Edebiyatın, sanatın, kültürün ve aktüel konuların konuşulduğu, şiirlerin okunduğu İLESAM imzalı bu etkinlik İLESAM Genel Başkanı Mehmet Nuri Parmaksız’ın yaptığı açılış konuşmasıyla başladı.

Görüntünün olası içeriği: 1 kişi

Parmaksız “Geçtiğimiz günlerde T.C. Kültür ve Turizm Bakanlığı Telif Hakları Genel Müdürlüğü tarafından İstanbul'da gerçekleştirilen Dijital Hak İhlalleri ile Mücadele ve Uygulamaya ilişkin düzenlenen Çalıştay’a katıldım. İLESAM, meslek birlikleri ve eser sahipleri için 5846 sayılı yasa değişince -zaman içinde- güzel gelişmeler olacağını düşünüyorum. Alınan kararların arasında meslek birliklerinin tek çatı altında toplanması da var. Yirmiyi aşkın meslek birliği var. Ortak Lisanslama Birliği adı altında bir araya taşınması; kısaca bu yapının bütünlük arz eden bir hale getirilmesine çalışılıyor. Eğer kanun yürürlükten geçerse bütün fotokopi merkezleri lisanslandırılacak. YÖK’e bağlı üniversitelerdeki fotokopi merkezlerinden de öğrenci sayısına göre lisans bedeli ödenmesi istenecek. Bu kaçınılmaz bir son. Avrupa’da da böyle. Yazarlar, devlet kütüphanelerinden alınan kitaplar için bile telif alabilecek. Copy-right konusunda da gelişmeler var. Cep telefonları üzerinden copy-right vergisi ödenmesi söz konusu. Dijital ağ bu şekilde genişleyecek. Bizler yaklaşık 7-8 yıldır bu konuyla mücadele halindeyiz. Ben, bu konudaki görüşmelere başladım. Bilindiği gibi tv.lerle yaptığımız anlaşmalarımız da var. Bu noktada üyelerimizin hak kaybına uğramalarını istemiyoruz. Lisanslama konusu elbette kolay olmayacak. Bu süreci birlikte izleyeceğiz.

Kanun çıkarsa Olağanüstü Genel Kurula gideceğiz. Her isteyen aday olabilir. Tabii ki aday olacak kişilerin telif hakları konusundaki tüm mevzuata sahip olmaları gerekir çünkü iş aday olmakla bitmez; asıl o noktada başlar iyi bir yönetici olabilmek.

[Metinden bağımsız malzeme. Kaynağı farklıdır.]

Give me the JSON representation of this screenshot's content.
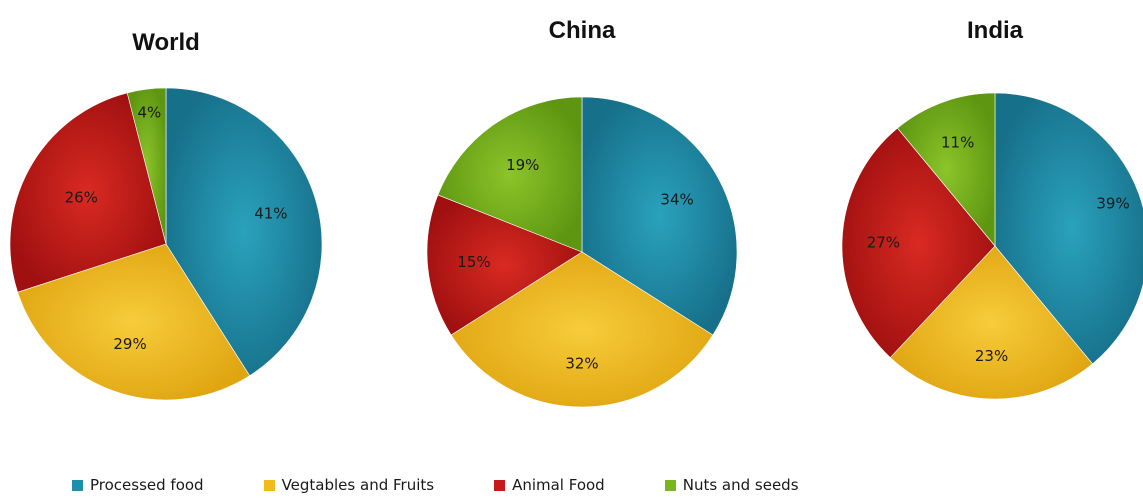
{
  "chart_data": [
    {
      "type": "pie",
      "title": "World",
      "categories": [
        "Processed food",
        "Vegtables and Fruits",
        "Animal Food",
        "Nuts and seeds"
      ],
      "values": [
        41,
        29,
        26,
        4
      ],
      "labels": [
        "41%",
        "29%",
        "26%",
        "4%"
      ]
    },
    {
      "type": "pie",
      "title": "China",
      "categories": [
        "Processed food",
        "Vegtables and Fruits",
        "Animal Food",
        "Nuts and seeds"
      ],
      "values": [
        34,
        32,
        15,
        19
      ],
      "labels": [
        "34%",
        "32%",
        "15%",
        "19%"
      ]
    },
    {
      "type": "pie",
      "title": "India",
      "categories": [
        "Processed food",
        "Vegtables and Fruits",
        "Animal Food",
        "Nuts and seeds"
      ],
      "values": [
        39,
        23,
        27,
        11
      ],
      "labels": [
        "39%",
        "23%",
        "27%",
        "11%"
      ]
    }
  ],
  "legend": [
    {
      "label": "Processed food",
      "color": "#1e8fa8"
    },
    {
      "label": "Vegtables and Fruits",
      "color": "#f2bb1d"
    },
    {
      "label": "Animal Food",
      "color": "#c41a1a"
    },
    {
      "label": "Nuts and seeds",
      "color": "#7ab51d"
    }
  ]
}
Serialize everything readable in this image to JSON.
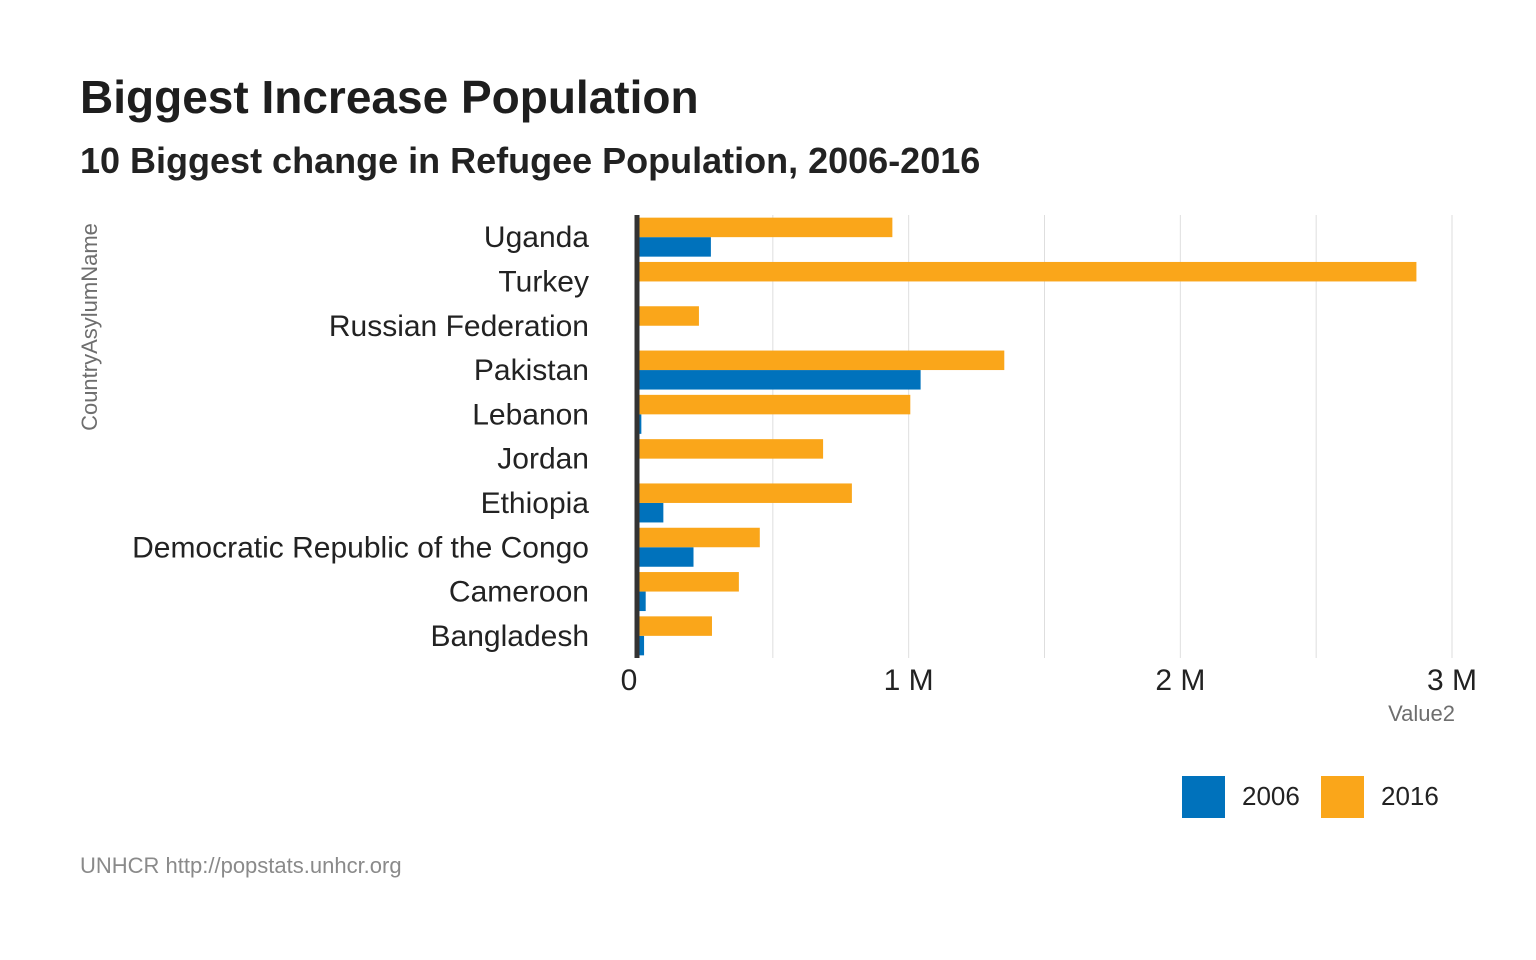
{
  "chart_data": {
    "type": "bar",
    "orientation": "horizontal",
    "title": "Biggest Increase Population",
    "subtitle": "10 Biggest change in Refugee Population, 2006-2016",
    "caption": "UNHCR http://popstats.unhcr.org",
    "xlabel": "Value2",
    "ylabel": "CountryAsylumName",
    "xlim": [
      0,
      3000000
    ],
    "x_ticks": [
      {
        "value": 0,
        "label": "0"
      },
      {
        "value": 1000000,
        "label": "1 M"
      },
      {
        "value": 2000000,
        "label": "2 M"
      },
      {
        "value": 3000000,
        "label": "3 M"
      }
    ],
    "grid": true,
    "legend_position": "bottom-right",
    "categories": [
      "Uganda",
      "Turkey",
      "Russian Federation",
      "Pakistan",
      "Lebanon",
      "Jordan",
      "Ethiopia",
      "Democratic Republic of the Congo",
      "Cameroon",
      "Bangladesh"
    ],
    "series": [
      {
        "name": "2006",
        "color": "#0072bc",
        "values": [
          272000,
          3000,
          1000,
          1044000,
          16000,
          1000,
          97000,
          208000,
          32000,
          26000
        ]
      },
      {
        "name": "2016",
        "color": "#faa61a",
        "values": [
          940000,
          2869000,
          228000,
          1352000,
          1006000,
          685000,
          791000,
          452000,
          375000,
          276000
        ]
      }
    ]
  }
}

Bizler asli kuruluş amacımızla ilgili çalışmalarımıza son hızla devam ederken çok aşağılarda bir hizmet de olsa bünyemizde kültür ve sanat etkinliklerine de yer vermeye çalışıyoruz; üstelik de bunu dar bir bütçe ile gerçekleştirmeye çabalıyoruz.

Bu faaliyetlerimizden birisi de geçen yıl hayata geçirdiğimiz “Türk Dünyası Konserler Dizisi”nin ilki olan “Mahnıdan Şarkıya” projesi kardeş ülke Azerbaycan ile can bulmuştu. Bu sene ‘Hoyrattan Şarkıya’ adını verdiğimiz konserimizin ikincisini Kerküklü kardeşlerimizle gerçekleştireceğiz. Hazırlıklarımız tamam. 8 Aralık 2016 günü saat 20.00’de başlayacak olan konser TRT Avaz televizyonundan canlı olarak izlenebilecek.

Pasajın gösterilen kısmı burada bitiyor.